Well, the most basic explanation is geography. Trade-oriented states are more likely to become Muslim, while agricultural states are more likely to retain Buddhism, Hinduism, or Confucianism. To prove my point, I'll reference 1) Islam in the mainland and 2) non-Islam in the islands:
- Champa, the most maritime-oriented realm of mainland Southeast Asia (because all ships going to or coming from China must pass the Cham coastline except for ships to/from Manila and Nagasaki) with a relative paucity of good agricultural land, was also among the few areas in the mainland where many people turned to Islam. Arakan, another coastal kingdom, also had a large Muslim population. Thailand, the most maritime-oriented of the three main kingdoms of Early Modern mainland Southeast Asia - by the early 19th century the majority of government revenues derived from trade - was also the kingdom with the closest contact to the Islamic world; King Narai emulated Persian architectural styles and even cuisine, while in 1686 Muslims in Ayutthaya launched a revolt and held out for several days against massive opposition. Sultan Ibrahim of Cambodia is well-known, of course. These are unprecedented in more agricultural Vietnam. It's also important to note that in the mainland, the main ports were held by agricultural kingdoms with a few exceptions (e.g. Ayutthaya by Thailand, Pegu by Burma, Hoi An by Vietnam).
- In South-Central Java, conversion was slow (Islam was probably only widely present among the general population by the 1630s), involved more conquest than was the case in the more pacific, voluntary conversions of the ports, and was much more syncrestic - a "mystic synthesis," to quote the main historian of Java. For example, major Javanese kings who were proud Muslims also went on pilgrimage to speak with the Goddess of the Southern Seas! Javanese chronicles generally consider Islamization to be much less important than Majapahit's collapse, and for good reason. Javanese millenarist movements drew less on the Mahdi and much more on the prophecies of King Jayabaya, who ruled in the 12th century, while some colonial-era Javanese chronicles even blame Islam for forcing the native gods of Java to "retire into concealment" and thereby ruining Java. Bali and its Javanese offshoots, of course, never bothered to convert. Makasar in South Sulawesi, another wet rice region, also did not convert until the early 1600s.[1]
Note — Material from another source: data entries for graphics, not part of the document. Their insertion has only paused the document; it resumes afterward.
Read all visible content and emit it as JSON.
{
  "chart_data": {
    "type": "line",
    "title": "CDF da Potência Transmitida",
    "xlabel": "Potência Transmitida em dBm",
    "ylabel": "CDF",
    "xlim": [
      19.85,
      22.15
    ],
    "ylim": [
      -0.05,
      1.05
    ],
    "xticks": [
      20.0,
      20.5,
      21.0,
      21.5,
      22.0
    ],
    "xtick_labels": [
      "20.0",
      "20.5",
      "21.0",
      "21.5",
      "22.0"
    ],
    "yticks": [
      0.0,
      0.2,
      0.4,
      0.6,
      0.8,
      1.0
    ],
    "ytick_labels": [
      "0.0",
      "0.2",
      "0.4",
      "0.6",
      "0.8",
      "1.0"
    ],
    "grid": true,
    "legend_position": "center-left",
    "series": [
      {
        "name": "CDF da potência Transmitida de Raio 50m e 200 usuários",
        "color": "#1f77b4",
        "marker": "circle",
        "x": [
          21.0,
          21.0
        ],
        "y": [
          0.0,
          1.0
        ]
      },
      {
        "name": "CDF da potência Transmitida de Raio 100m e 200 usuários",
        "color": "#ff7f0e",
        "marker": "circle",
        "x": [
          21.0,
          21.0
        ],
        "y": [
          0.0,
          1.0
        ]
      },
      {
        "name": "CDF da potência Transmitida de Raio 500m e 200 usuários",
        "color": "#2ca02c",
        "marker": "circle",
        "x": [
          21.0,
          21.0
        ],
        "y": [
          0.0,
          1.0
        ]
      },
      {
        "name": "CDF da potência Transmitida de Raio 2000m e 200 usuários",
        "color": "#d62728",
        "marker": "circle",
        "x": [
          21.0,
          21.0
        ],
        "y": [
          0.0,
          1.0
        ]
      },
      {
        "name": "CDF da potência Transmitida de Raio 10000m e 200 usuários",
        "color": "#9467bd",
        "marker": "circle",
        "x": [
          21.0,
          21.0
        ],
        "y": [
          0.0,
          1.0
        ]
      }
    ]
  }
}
So why Islam? The reason is that beginning in the 14th century or so, Arab, Persian, and Muslim Indian (Gujarati traders, for instance, were generally Muslim even if Gujarat as a whole was not) merchants became much more common in the region. So we first have a situation where "the king is a pagan; the merchants are Moors."[2] Muslims prefer ports with Muslim facilities, and especially ports with Muslim rulers. So a Buddhist, Hindu, or animist king might decide to attract Muslims by building mosques, then by appointing
qadis, and eventually we have full-on conversion as the conclusion of a gradual set of concessions to the Muslim trading community. But if an obstinate king refuses to give concessions to Muslims, those Muslims are fully willing to visit ports ruled by his more congenial competitors and, in certain cases, even militarily support him like Muslims supported Aceh against the Portuguese. So the competitively commercial nature of Archipelagic politics incentivises Islamization. By contrast, the Chinese did not care nearly as much about whether there were elements of Chinese culture in the ports they were visiting.[3] Hence Thailand to this day remains much less Chinese than Aceh is Muslim. And once the coast is Muslim, the agricultural inland becomes more likely to become Muslim (as in Java). Not only that, Islam encourages political centralization for chiefs who want to make the leap to being a king; a 1544 Portuguese report notes that before Islam, the Malukus did not have writing, laws, coins, gongs, daggers, and "all the other good things [the Malukuns] have."
TL;DR: Trade gives incentives to convert, and once the coast is Muslim the agricultural inland is also likely to take up a syncretic (or "watered-down") Islam. In the mainland there was less trade and ports were better held by agricultural states, hence less conversion.
[1] Admittedly this may have more to do with the political landscape and ideology, e.g. how South Sulawesi kings claimed divine descent less compatible with Islam.
[2] This is how a Portuguese described Brunei in 1514 but must have applied to most now-Muslim ports at some point in their history, like Aceh/Semudera in the late 13th century, Melaka in the early 15th century, or Makasar in the late 16th century.
[3] If the Chinese followed a missionary religion like Muslims, Thailand would definitely have converted in the 18th century.